Nashville State Community College - History

History

It has its origins in a planned redevelopment of a campus on White Bridge Road which was formerly the site of Thayer Hospital, a hospital operated by what is now the United States Department of Veterans Affairs. When the hospital was relocated adjacent to Vanderbilt University and its Medical Center in the 1960s, part of its former campus became the home of Nashville State Technical Institute.

NSTI or Nashville Tech, as it was generally known, was formed to supply the training needed for positions requiring only the Associate's degree or professional certificates, but also to provide the beginning years of a more advanced technical education. At first, liberal arts offerings were essentially the minimum required for the institution to meet these goals, but the plan was always for NSTI to become a full community college. Nashville State opened in 1970 with an enrollment of 398 students.

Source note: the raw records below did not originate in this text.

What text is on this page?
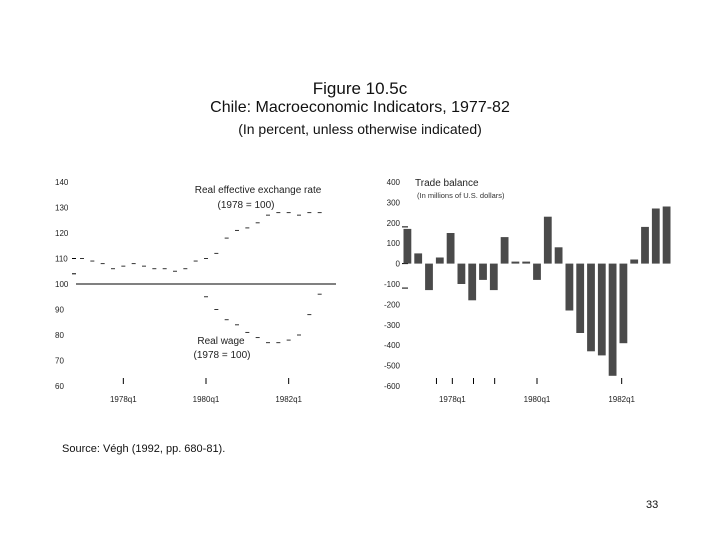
Figure 10.5c
Chile: Macroeconomic Indicators, 1977-82
(In percent, unless otherwise indicated)
140
130
120
110
100
90
80
70
60
1978q1	1980q1	1982q1
Real effective exchange rate
(1978 = 100)
Real wage
(1978 = 100)
400
300
200
100
0
-100
-200
-300
-400
-500
-600
1978q1	1980q1	1982q1
Trade balance
(In millions of U.S. dollars)
Source: Végh (1992, pp. 680-81).
33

As time went by, and liberal arts offerings increased somewhat, the school was used more and more by students who were looking to complete the first two years of a four-year degree at a more affordable cost. Some of these students found that credits earned at NSTI were hard to transfer to other accredited schools outside of the Tennessee Board of Regents system. A revamping of the curriculum was put in place to address this concern, and concurrently the institution was renamed Nashville State Community College, a pattern which had already been established at the other, similar urban technical institutes in the state.

Unlike other community colleges operated by the Tennessee Board of Regents, Nashville State does not conduct any intercollegiate athletics programs. Under the terms of a judicial consent decree, Nashville State must carefully tailor its offerings so as not to be in direct competition for students with Tennessee State University, a historically black university also located in Nashville, which has been ordered by federal court to achieve a higher degree of racial integration.